I started “doing research,” which is what conspiracy theorists urge me to do about every week. (To a conspiracy theorist, “do your research” means “look at conspiracy websites and YouTube videos.” That is not research to me. My job involves research–with real books, in a real library–and research has been a crucial part of my day-to-day work for the last 13 years). When I “did my research” I found that Nigel Turner’s The Men Who Killed Kennedy was so riddled with errors and inaccuracies that it couldn’t even be broadcast legally in England, where it was made, without a disclaimer. Even some of the people interviewed in the film disavowed it. That got me thinking, if that movie was so inaccurate, what about Stone’s JFK?–
muertos, JFK: 100 Days of Debunking on Twitter.
In around 2000-2001, my thinking on conspiracy theories changed dramatically. Every time I subjected a claim to logical scrutiny, it fell apart. I read the entire Warren Commission report. Contrary to what conspiracy theorists claim, it was not shoddy, incomplete or full of holes. It was very exhaustively researched and left very little out. I started looking at the other conspiracy theories I believed in. After reading a lot of scientific material, I concluded that TWA 800 crashed because its fuel tank blew up–an accident, not a Navy missile. I found out that the documents that I thought “proved” the government knew about aliens were total forgeries. The “alien autopsy” film, broadcast on TV in 1995, turned out to be a fake. Conspiracy theory after conspiracy theory simply crumbled when I touched it.

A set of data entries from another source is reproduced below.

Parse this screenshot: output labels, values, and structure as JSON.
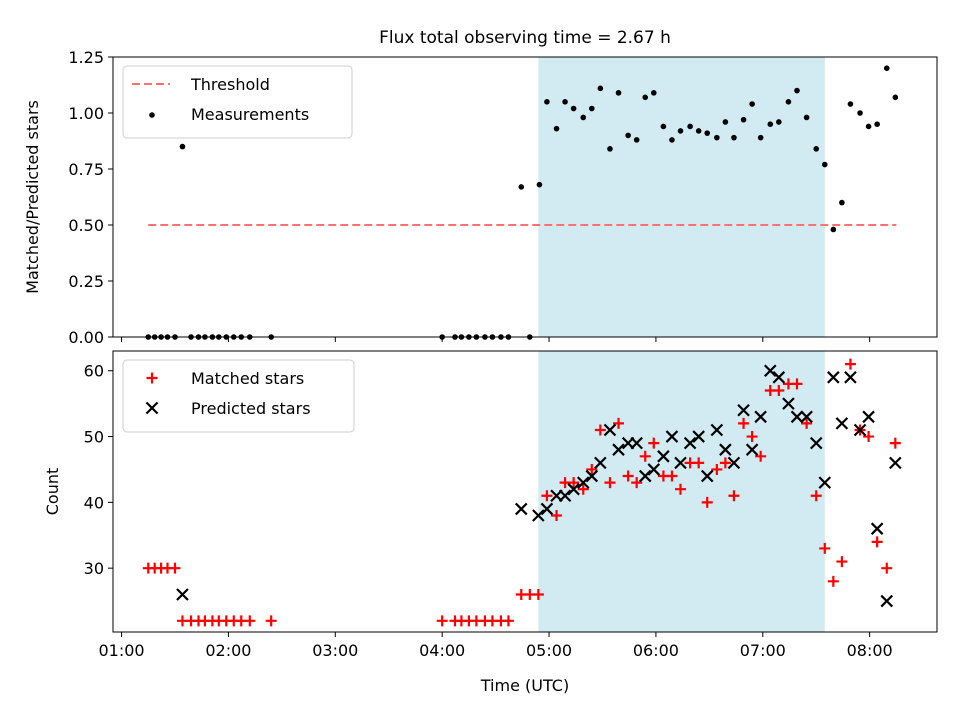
{
  "figure_title": "Flux total observing time = 2.67 h",
  "colors": {
    "threshold": "#ff7070",
    "measurement": "#000000",
    "matched": "#ff0000",
    "predicted": "#000000",
    "span": "#add8e6"
  },
  "chart_data": [
    {
      "type": "scatter",
      "title": "Flux total observing time = 2.67 h",
      "xlabel": "",
      "ylabel": "Matched/Predicted stars",
      "x_unit": "hours UTC",
      "xlim": [
        0.92,
        8.63
      ],
      "ylim": [
        0,
        1.25
      ],
      "yticks": [
        0.0,
        0.25,
        0.5,
        0.75,
        1.0,
        1.25
      ],
      "ytick_labels": [
        "0.00",
        "0.25",
        "0.50",
        "0.75",
        "1.00",
        "1.25"
      ],
      "grid": false,
      "legend": "upper-left",
      "shaded_span": [
        4.9,
        7.58
      ],
      "threshold": {
        "name": "Threshold",
        "value": 0.5,
        "x": [
          1.25,
          8.25
        ]
      },
      "series": [
        {
          "name": "Measurements",
          "marker": "dot",
          "points": [
            [
              1.25,
              0.0
            ],
            [
              1.31,
              0.0
            ],
            [
              1.37,
              0.0
            ],
            [
              1.43,
              0.0
            ],
            [
              1.5,
              0.0
            ],
            [
              1.57,
              0.85
            ],
            [
              1.65,
              0.0
            ],
            [
              1.72,
              0.0
            ],
            [
              1.78,
              0.0
            ],
            [
              1.85,
              0.0
            ],
            [
              1.91,
              0.0
            ],
            [
              1.98,
              0.0
            ],
            [
              2.05,
              0.0
            ],
            [
              2.12,
              0.0
            ],
            [
              2.2,
              0.0
            ],
            [
              2.4,
              0.0
            ],
            [
              4.0,
              0.0
            ],
            [
              4.12,
              0.0
            ],
            [
              4.18,
              0.0
            ],
            [
              4.25,
              0.0
            ],
            [
              4.32,
              0.0
            ],
            [
              4.4,
              0.0
            ],
            [
              4.47,
              0.0
            ],
            [
              4.55,
              0.0
            ],
            [
              4.62,
              0.0
            ],
            [
              4.74,
              0.67
            ],
            [
              4.82,
              0.0
            ],
            [
              4.91,
              0.68
            ],
            [
              4.98,
              1.05
            ],
            [
              5.07,
              0.93
            ],
            [
              5.15,
              1.05
            ],
            [
              5.23,
              1.02
            ],
            [
              5.32,
              0.98
            ],
            [
              5.4,
              1.02
            ],
            [
              5.48,
              1.11
            ],
            [
              5.57,
              0.84
            ],
            [
              5.65,
              1.09
            ],
            [
              5.74,
              0.9
            ],
            [
              5.82,
              0.88
            ],
            [
              5.9,
              1.07
            ],
            [
              5.98,
              1.09
            ],
            [
              6.07,
              0.94
            ],
            [
              6.15,
              0.88
            ],
            [
              6.23,
              0.92
            ],
            [
              6.32,
              0.94
            ],
            [
              6.4,
              0.92
            ],
            [
              6.48,
              0.91
            ],
            [
              6.57,
              0.89
            ],
            [
              6.65,
              0.96
            ],
            [
              6.73,
              0.89
            ],
            [
              6.82,
              0.97
            ],
            [
              6.9,
              1.04
            ],
            [
              6.98,
              0.89
            ],
            [
              7.07,
              0.95
            ],
            [
              7.15,
              0.96
            ],
            [
              7.24,
              1.05
            ],
            [
              7.32,
              1.1
            ],
            [
              7.41,
              0.98
            ],
            [
              7.5,
              0.84
            ],
            [
              7.58,
              0.77
            ],
            [
              7.66,
              0.48
            ],
            [
              7.74,
              0.6
            ],
            [
              7.82,
              1.04
            ],
            [
              7.91,
              1.0
            ],
            [
              7.99,
              0.94
            ],
            [
              8.07,
              0.95
            ],
            [
              8.16,
              1.2
            ],
            [
              8.24,
              1.07
            ]
          ]
        }
      ]
    },
    {
      "type": "scatter",
      "title": "",
      "xlabel": "Time (UTC)",
      "ylabel": "Count",
      "x_unit": "hours UTC",
      "xlim": [
        0.92,
        8.63
      ],
      "ylim": [
        20.3,
        63.0
      ],
      "yticks": [
        30,
        40,
        50,
        60
      ],
      "ytick_labels": [
        "30",
        "40",
        "50",
        "60"
      ],
      "xticks": [
        1,
        2,
        3,
        4,
        5,
        6,
        7,
        8
      ],
      "xtick_labels": [
        "01:00",
        "02:00",
        "03:00",
        "04:00",
        "05:00",
        "06:00",
        "07:00",
        "08:00"
      ],
      "grid": false,
      "legend": "upper-left",
      "shaded_span": [
        4.9,
        7.58
      ],
      "series": [
        {
          "name": "Matched stars",
          "marker": "plus",
          "points": [
            [
              1.25,
              30
            ],
            [
              1.31,
              30
            ],
            [
              1.37,
              30
            ],
            [
              1.43,
              30
            ],
            [
              1.5,
              30
            ],
            [
              1.57,
              22
            ],
            [
              1.65,
              22
            ],
            [
              1.72,
              22
            ],
            [
              1.78,
              22
            ],
            [
              1.85,
              22
            ],
            [
              1.91,
              22
            ],
            [
              1.98,
              22
            ],
            [
              2.05,
              22
            ],
            [
              2.12,
              22
            ],
            [
              2.2,
              22
            ],
            [
              2.4,
              22
            ],
            [
              4.0,
              22
            ],
            [
              4.12,
              22
            ],
            [
              4.18,
              22
            ],
            [
              4.25,
              22
            ],
            [
              4.32,
              22
            ],
            [
              4.4,
              22
            ],
            [
              4.47,
              22
            ],
            [
              4.55,
              22
            ],
            [
              4.62,
              22
            ],
            [
              4.74,
              26
            ],
            [
              4.82,
              26
            ],
            [
              4.9,
              26
            ],
            [
              4.98,
              41
            ],
            [
              5.07,
              38
            ],
            [
              5.15,
              43
            ],
            [
              5.23,
              43
            ],
            [
              5.32,
              42
            ],
            [
              5.4,
              45
            ],
            [
              5.48,
              51
            ],
            [
              5.57,
              43
            ],
            [
              5.65,
              52
            ],
            [
              5.74,
              44
            ],
            [
              5.82,
              43
            ],
            [
              5.9,
              47
            ],
            [
              5.98,
              49
            ],
            [
              6.07,
              44
            ],
            [
              6.15,
              44
            ],
            [
              6.23,
              42
            ],
            [
              6.32,
              46
            ],
            [
              6.4,
              46
            ],
            [
              6.48,
              40
            ],
            [
              6.57,
              45
            ],
            [
              6.65,
              46
            ],
            [
              6.73,
              41
            ],
            [
              6.82,
              52
            ],
            [
              6.9,
              50
            ],
            [
              6.98,
              47
            ],
            [
              7.07,
              57
            ],
            [
              7.15,
              57
            ],
            [
              7.24,
              58
            ],
            [
              7.32,
              58
            ],
            [
              7.41,
              52
            ],
            [
              7.5,
              41
            ],
            [
              7.58,
              33
            ],
            [
              7.66,
              28
            ],
            [
              7.74,
              31
            ],
            [
              7.82,
              61
            ],
            [
              7.91,
              51
            ],
            [
              7.99,
              50
            ],
            [
              8.07,
              34
            ],
            [
              8.16,
              30
            ],
            [
              8.24,
              49
            ]
          ]
        },
        {
          "name": "Predicted stars",
          "marker": "x",
          "points": [
            [
              1.57,
              26
            ],
            [
              4.74,
              39
            ],
            [
              4.9,
              38
            ],
            [
              4.98,
              39
            ],
            [
              5.07,
              41
            ],
            [
              5.15,
              41
            ],
            [
              5.23,
              42
            ],
            [
              5.32,
              43
            ],
            [
              5.4,
              44
            ],
            [
              5.48,
              46
            ],
            [
              5.57,
              51
            ],
            [
              5.65,
              48
            ],
            [
              5.74,
              49
            ],
            [
              5.82,
              49
            ],
            [
              5.9,
              44
            ],
            [
              5.98,
              45
            ],
            [
              6.07,
              47
            ],
            [
              6.15,
              50
            ],
            [
              6.23,
              46
            ],
            [
              6.32,
              49
            ],
            [
              6.4,
              50
            ],
            [
              6.48,
              44
            ],
            [
              6.57,
              51
            ],
            [
              6.65,
              48
            ],
            [
              6.73,
              46
            ],
            [
              6.82,
              54
            ],
            [
              6.9,
              48
            ],
            [
              6.98,
              53
            ],
            [
              7.07,
              60
            ],
            [
              7.15,
              59
            ],
            [
              7.24,
              55
            ],
            [
              7.32,
              53
            ],
            [
              7.41,
              53
            ],
            [
              7.5,
              49
            ],
            [
              7.58,
              43
            ],
            [
              7.66,
              59
            ],
            [
              7.74,
              52
            ],
            [
              7.82,
              59
            ],
            [
              7.91,
              51
            ],
            [
              7.99,
              53
            ],
            [
              8.07,
              36
            ],
            [
              8.16,
              25
            ],
            [
              8.24,
              46
            ]
          ]
        }
      ]
    }
  ]
}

Nevertheless, I was a holdout on JFK. As late as 2003 or 2004–even as I had begun to push back against 9/11 “Truthers,” whom I regard as believers in a particularly fulsome and offensive conspiracy theory-–I still thought it likely that Oswald had help. Then I began to think maybe it was possible he did it alone. I read some more. I did some thinking. A lot of parts of the conspiracy theory simply didn’t add up.